Critics of Rep. Paul Ryan’s remarks about cultural factors in the persistence of poverty are simultaneously shrill and boring.
Pardon me Tabitha. Yes, it’s poor form to bump into dancers at the cotillion.
Ryan spoke of a “tailspin of culture, in our inner cities in particular, of men not working and just generations of men not even thinking about working or learning the value and the culture of work,” adding: “There’s a real culture problem here.” This brought down upon Ryan the usual acid rain of accusations — racism, blaming the victims, etc. He had sauntered into the minefield…
I demand that Ryan produce one of these people. I want to see one of these “inner city” problems who has never had a job and whose father never had a job and whose grandfather and great-grandfather never worked a day in their Metropolitan Negro lives. If it’s a national “culture problem” then there are millions of them, and Ryan will surely pull one out his back pocket as his Dockers feature a fried chicken stand, inside a Social Security office opposite a nightclub and/or roadside juke joint.
A year from now, there surely will be conferences marking the 50th anniversary of what is now known as the Moynihan Report, a.k.a. “The Negro Family: The Case for National Action.”
blink. blink. I’m staring at this. I think George is wanting to be comical. I hope George is.
In March 1965, Moynihan, then 37 and assistant secretary of labor, wrote that “the center of the tangle of pathology” in inner cities — this was five months before the Watts riots — was the fact that 23.6 percent of black children were born to single women, compared with just 3.07 percent of white children. He was accused of racism, blaming the victims, etc.

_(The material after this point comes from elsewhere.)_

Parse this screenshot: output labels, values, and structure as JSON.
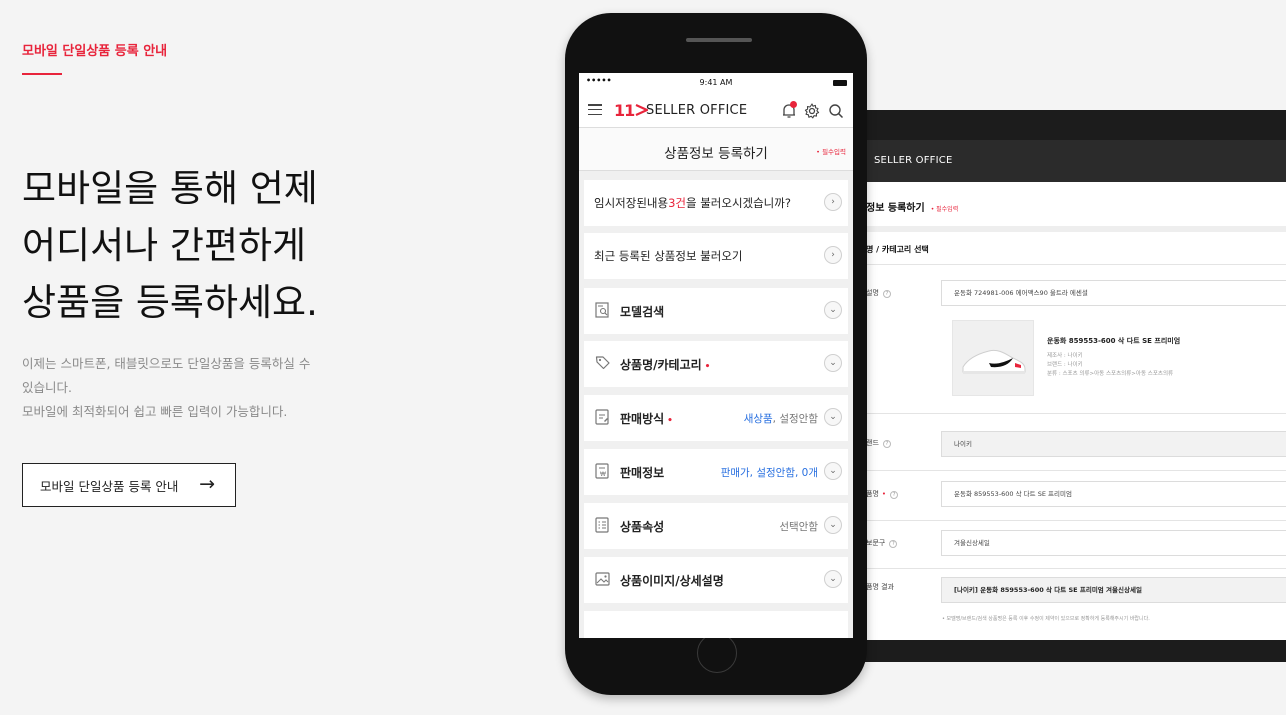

Forty-nine years later, 41 percent of all American children are born out of wedlock; almost half of all first births are to unmarried women, as are 54 percent and 72 percent of all Hispanic and black births, respectively. Is there anyone not blinkered by ideology or invincibly ignorant of social science who disagrees with this…
But gasp. Where to begin? How about the premise that this was a clinic on the Inner City people. They’re the folks whose freewheeling lives present to Paul Ryan a national cultural problem. But it turns out the same troubling things are going on all across the whole country? In rural Oklahoma, and in suburban Kankakee? The ethnics done licked everybody’s spoons, I take it. One of those mulattoes got on The Dating Game and started coughing, now everybody wants to have sex before marriage. Bad things come from yer bottom, some people think. I myself think you’re picking on a small group of Americans because…hmm. I wonder why. That’s my occupation. My spider sense is be tingling.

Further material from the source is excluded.